La differenza più evidente emerge dallo spazio riservato alla giustizia. Se nel 2015 il tema era stato toccato in un solo passaggio («garantire la Costituzione significa... che si possa ottenere giustizia in tempi rapidi»), nel 2022 il saluto alla magistratura diventa occasione per un richiamo dai toni perentori alla necessità di «un profondo processo riformatore» e la sollecitazione a recuperare «un profondo rigore». Il tono del discorso diventa solo in un passaggio sferzante ed è quando il presidente della Repubblica chiede al Csm, l’organo di autogoverno della magistratura di cui il capo dello Stato è presidente, di portare a compimento «con immediatezza» le riforme annunciate, «superando logiche di appartenenza che, per dettato costituzionale, devono rimanere estranee all'Ordine giudiziario».
Nel discorso del 3 febbraio 2022 Mattarella ha sottolineato che «particolarmente sugli atti fondamentali di governo del Paese, il Parlamento sia sempre posto in condizione di poterli esaminare e valutare con tempi adeguati. La forzata compressione dei tempi parlamentari rappresenta un rischio non certo minore di ingiustificate e dannose dilatazioni dei tempi».
Concetti che si ritrovano in quanto detto da Mattarella sette anni fa, quando il Capo dello Stato appena letto aveva parlato della «necessità di superare la logica della deroga costante alle forme ordinarie del processo legislativo, bilanciando l’esigenza di governo con il rispetto delle garanzie procedurali di una corretta dialettica parlamentare». Un tema antico di cui si ritrovano tracce anche nei messaggi di Napolitano.
«Tanti, troppi giovani sono sovente costretti in lavori precari e malpagati, quando non confinati in periferie esistenziali» è l'osservazione dolente targata 2022. Parole in cui risuona il ricordo di quanto osservato dal Capo dello Stato sette anni prima quando aveva parlato del «lavoro che manca per tanti giovani, specialmente nel Mezzogiorno». E tra i «volti degli italiani» aveva richiamato l'attenzione a quelli «dei giovani che cercano lavoro».

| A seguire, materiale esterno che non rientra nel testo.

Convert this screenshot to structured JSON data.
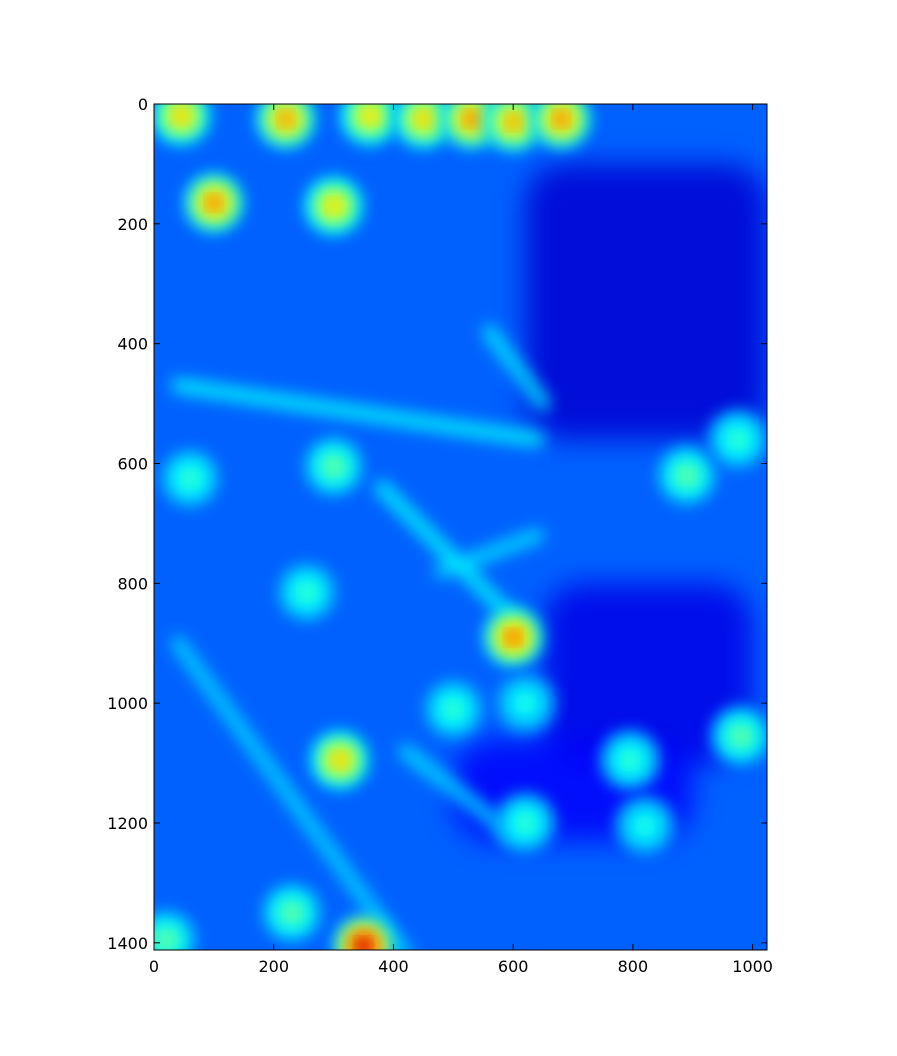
{
  "chart_data": {
    "type": "heatmap",
    "title": "",
    "xlabel": "",
    "ylabel": "",
    "colormap": "jet",
    "xlim": [
      0,
      1024
    ],
    "ylim": [
      1412,
      0
    ],
    "y_axis_inverted": true,
    "grid": false,
    "legend": "none",
    "x_ticks": [
      0,
      200,
      400,
      600,
      800,
      1000
    ],
    "y_ticks": [
      0,
      200,
      400,
      600,
      800,
      1000,
      1200,
      1400
    ],
    "x_tick_labels": [
      "0",
      "200",
      "400",
      "600",
      "800",
      "1000"
    ],
    "y_tick_labels": [
      "0",
      "200",
      "400",
      "600",
      "800",
      "1000",
      "1200",
      "1400"
    ],
    "background_level": 0.22,
    "hotspots": [
      {
        "x": 45,
        "y": 20,
        "level": 0.72
      },
      {
        "x": 220,
        "y": 25,
        "level": 0.78
      },
      {
        "x": 360,
        "y": 20,
        "level": 0.7
      },
      {
        "x": 450,
        "y": 25,
        "level": 0.72
      },
      {
        "x": 530,
        "y": 25,
        "level": 0.8
      },
      {
        "x": 600,
        "y": 30,
        "level": 0.76
      },
      {
        "x": 680,
        "y": 25,
        "level": 0.8
      },
      {
        "x": 100,
        "y": 165,
        "level": 0.8
      },
      {
        "x": 300,
        "y": 170,
        "level": 0.7
      },
      {
        "x": 300,
        "y": 605,
        "level": 0.5
      },
      {
        "x": 60,
        "y": 625,
        "level": 0.45
      },
      {
        "x": 890,
        "y": 620,
        "level": 0.5
      },
      {
        "x": 975,
        "y": 560,
        "level": 0.45
      },
      {
        "x": 255,
        "y": 815,
        "level": 0.45
      },
      {
        "x": 600,
        "y": 890,
        "level": 0.82
      },
      {
        "x": 310,
        "y": 1095,
        "level": 0.72
      },
      {
        "x": 980,
        "y": 1055,
        "level": 0.5
      },
      {
        "x": 795,
        "y": 1095,
        "level": 0.45
      },
      {
        "x": 620,
        "y": 1000,
        "level": 0.42
      },
      {
        "x": 500,
        "y": 1010,
        "level": 0.45
      },
      {
        "x": 350,
        "y": 1405,
        "level": 0.98
      },
      {
        "x": 230,
        "y": 1350,
        "level": 0.5
      },
      {
        "x": 20,
        "y": 1395,
        "level": 0.5
      },
      {
        "x": 620,
        "y": 1200,
        "level": 0.45
      },
      {
        "x": 820,
        "y": 1205,
        "level": 0.42
      }
    ],
    "ridges": [
      {
        "from": [
          40,
          470
        ],
        "to": [
          640,
          560
        ],
        "level": 0.38
      },
      {
        "from": [
          380,
          640
        ],
        "to": [
          600,
          860
        ],
        "level": 0.38
      },
      {
        "from": [
          480,
          780
        ],
        "to": [
          640,
          720
        ],
        "level": 0.35
      },
      {
        "from": [
          40,
          900
        ],
        "to": [
          420,
          1420
        ],
        "level": 0.34
      },
      {
        "from": [
          420,
          1080
        ],
        "to": [
          600,
          1220
        ],
        "level": 0.35
      },
      {
        "from": [
          560,
          380
        ],
        "to": [
          650,
          500
        ],
        "level": 0.36
      }
    ],
    "dark_regions": [
      {
        "from": [
          620,
          100
        ],
        "to": [
          1024,
          560
        ],
        "level": 0.08
      },
      {
        "from": [
          650,
          800
        ],
        "to": [
          1000,
          1100
        ],
        "level": 0.1
      },
      {
        "from": [
          500,
          1060
        ],
        "to": [
          900,
          1230
        ],
        "level": 0.12
      }
    ]
  }
}
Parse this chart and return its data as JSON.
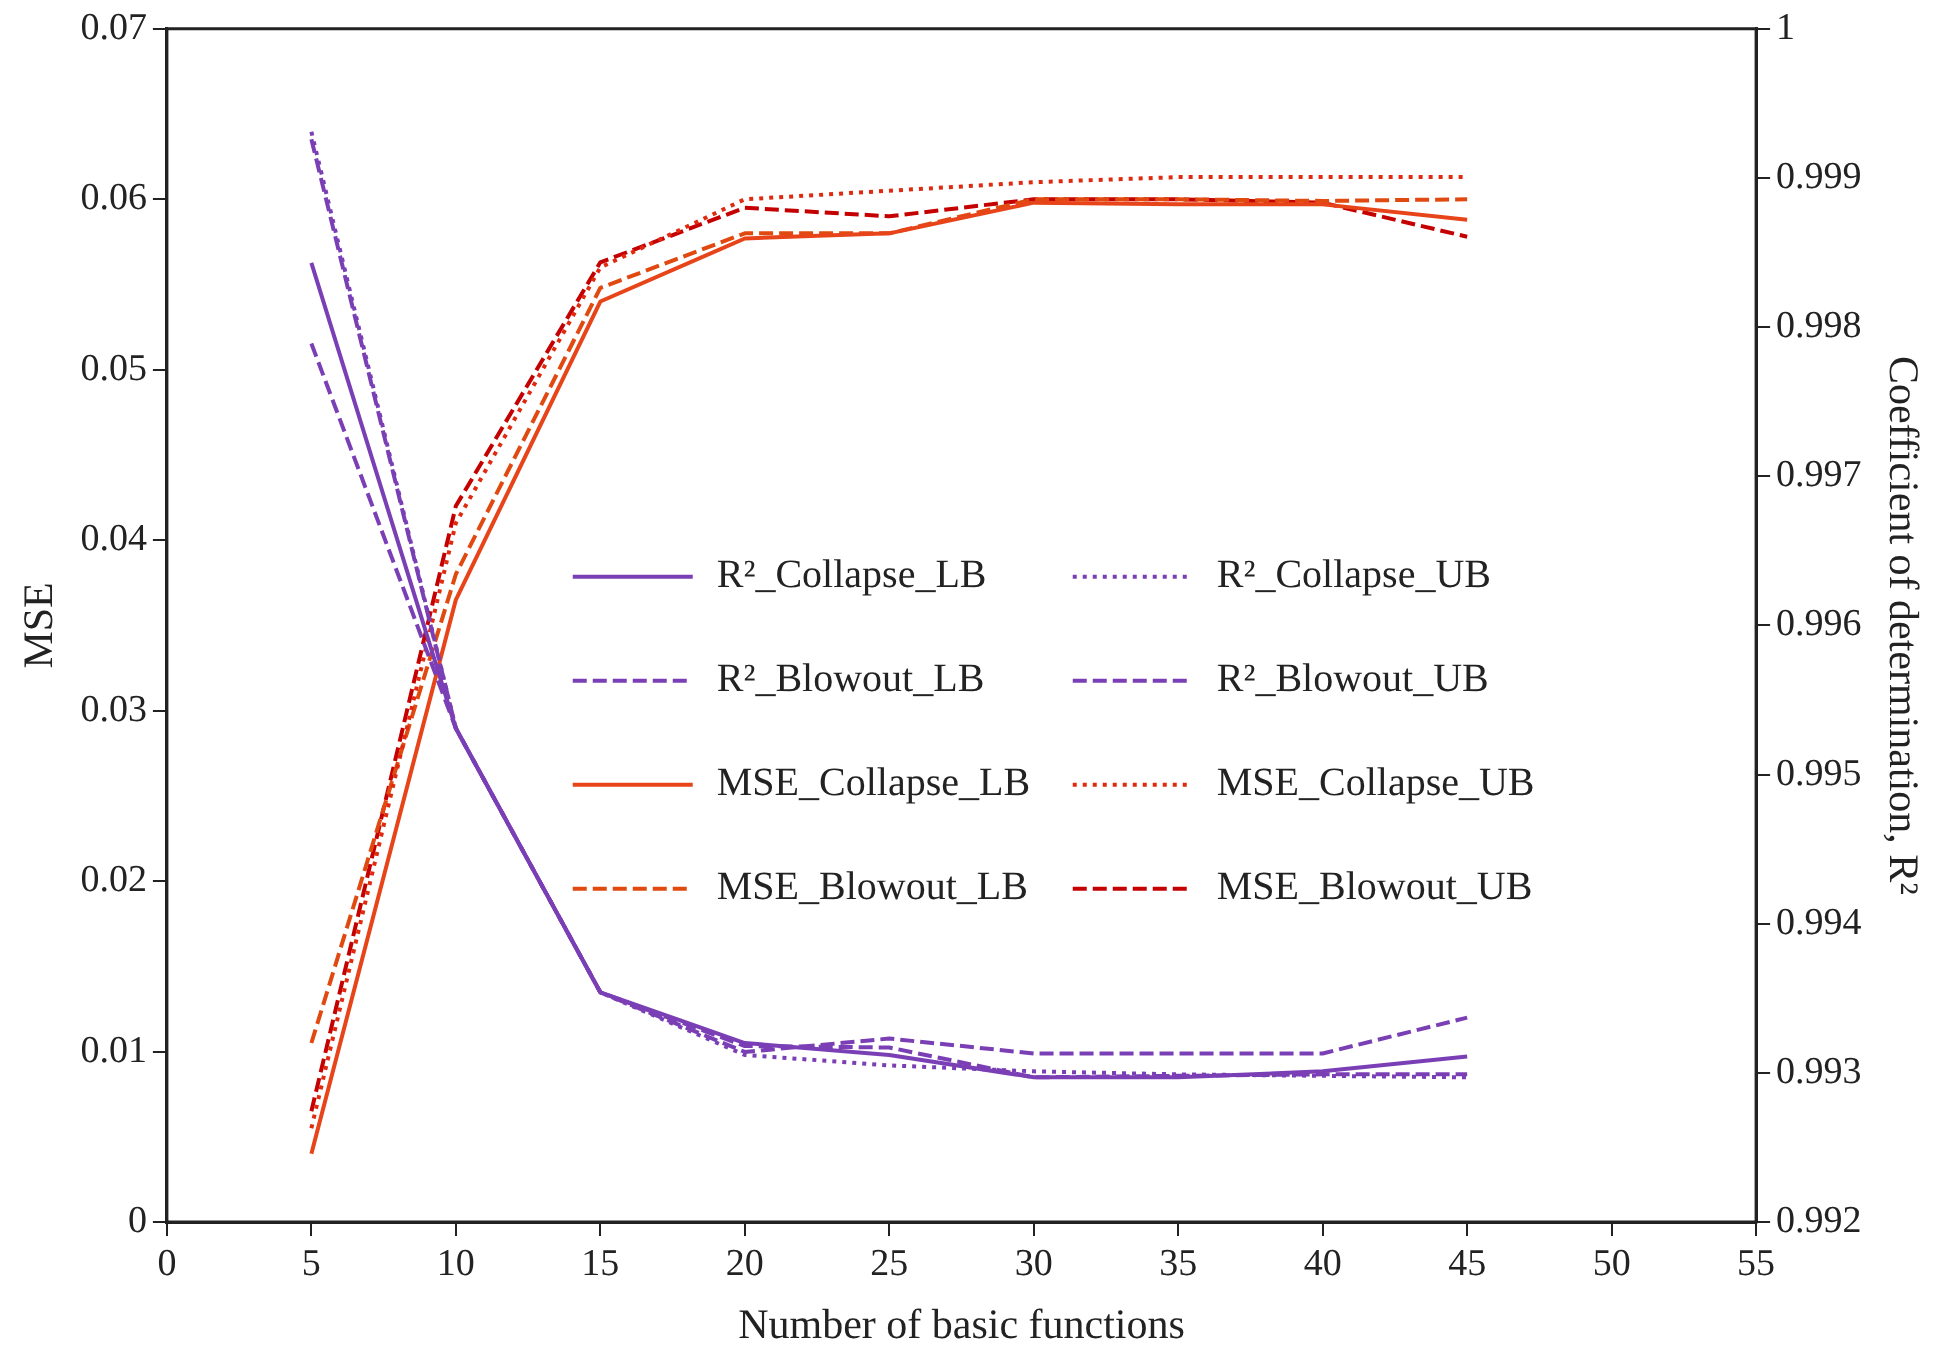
{
  "chart_data": {
    "type": "line",
    "xlabel": "Number of basic functions",
    "ylabel": "MSE",
    "y2label": "Coefficient of determination, R²",
    "x": [
      5,
      10,
      15,
      20,
      25,
      30,
      35,
      40,
      45
    ],
    "xlim": [
      0,
      55
    ],
    "xticks": [
      0,
      5,
      10,
      15,
      20,
      25,
      30,
      35,
      40,
      45,
      50,
      55
    ],
    "ylim": [
      0,
      0.07
    ],
    "yticks": [
      0,
      0.01,
      0.02,
      0.03,
      0.04,
      0.05,
      0.06,
      0.07
    ],
    "y2lim": [
      0.992,
      1
    ],
    "y2ticks": [
      0.992,
      0.993,
      0.994,
      0.995,
      0.996,
      0.997,
      0.998,
      0.999,
      1
    ],
    "legend": "center",
    "marker": "none",
    "series": [
      {
        "name": "R²_Collapse_LB",
        "color": "#7b3fb5",
        "axis": "y2",
        "line_style": "solid",
        "values": [
          0.99843,
          0.99531,
          0.99354,
          0.9932,
          0.99312,
          0.99297,
          0.99297,
          0.99301,
          0.99311
        ]
      },
      {
        "name": "R²_Collapse_UB",
        "color": "#7b3fb5",
        "axis": "y2",
        "line_style": "dotted",
        "values": [
          0.99931,
          0.99531,
          0.99354,
          0.99312,
          0.99305,
          0.99301,
          0.99299,
          0.99298,
          0.99297
        ]
      },
      {
        "name": "R²_Blowout_LB",
        "color": "#7b3fb5",
        "axis": "y2",
        "line_style": "dashed",
        "values": [
          0.99789,
          0.99531,
          0.99354,
          0.99318,
          0.99317,
          0.99297,
          0.99298,
          0.99299,
          0.99299
        ]
      },
      {
        "name": "R²_Blowout_UB",
        "color": "#7b3fb5",
        "axis": "y2",
        "line_style": "dashed",
        "values": [
          0.99926,
          0.99531,
          0.99354,
          0.99314,
          0.99323,
          0.99313,
          0.99313,
          0.99313,
          0.99337
        ]
      },
      {
        "name": "MSE_Collapse_LB",
        "color": "#e8441a",
        "axis": "y",
        "line_style": "solid",
        "values": [
          0.004,
          0.0365,
          0.054,
          0.0577,
          0.058,
          0.0598,
          0.0597,
          0.0597,
          0.0588
        ]
      },
      {
        "name": "MSE_Collapse_UB",
        "color": "#e02a10",
        "axis": "y",
        "line_style": "dotted",
        "values": [
          0.0055,
          0.041,
          0.056,
          0.06,
          0.0605,
          0.061,
          0.0613,
          0.0613,
          0.0613
        ]
      },
      {
        "name": "MSE_Blowout_LB",
        "color": "#e04a10",
        "axis": "y",
        "line_style": "dashed",
        "values": [
          0.0105,
          0.038,
          0.0548,
          0.058,
          0.058,
          0.06,
          0.06,
          0.0599,
          0.06
        ]
      },
      {
        "name": "MSE_Blowout_UB",
        "color": "#c40000",
        "axis": "y",
        "line_style": "dashed",
        "values": [
          0.0065,
          0.042,
          0.0563,
          0.0595,
          0.059,
          0.06,
          0.06,
          0.0598,
          0.0578
        ]
      }
    ]
  }
}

La dignità diventa la parola-chiave del discorso del 2022, come il concetto di “speranza” era stato più volte evocato sette anni prima. «Dignità è azzerare le morti sul lavoro, che feriscono la società e la coscienza di ciascuno di noi. Perché la sicurezza del lavoro, di ogni lavoratore, riguarda il valore che attribuiamo alla vita». E qui Mattarella dedica una delle poche citazioni del suo discorso (le altre due sono a David Sassoli, il presidente del Parlamento europeo morto l’11 gennaio scorso, e Monica Vitti, scomparso il 2 febbraio) a Lorenzo Parelli, il giovane 18enne «entrato in fabbrica per un progetto scuola-lavoro» e morto nel suo ultimo giorno di tirocinio.
«Mai più tragedie» come la sua. Nel 2015 un dei passaggi più toccanti era stato quello in cui parlando del terrorismo internazionale, Mattarella aveva ricordato «Stefano Taché, rimasto ucciso nel vile attacco terroristico alla Sinagoga di Roma nell'ottobre del 1982. Aveva solo due anni. Era un nostro bambino, un bambino italiano».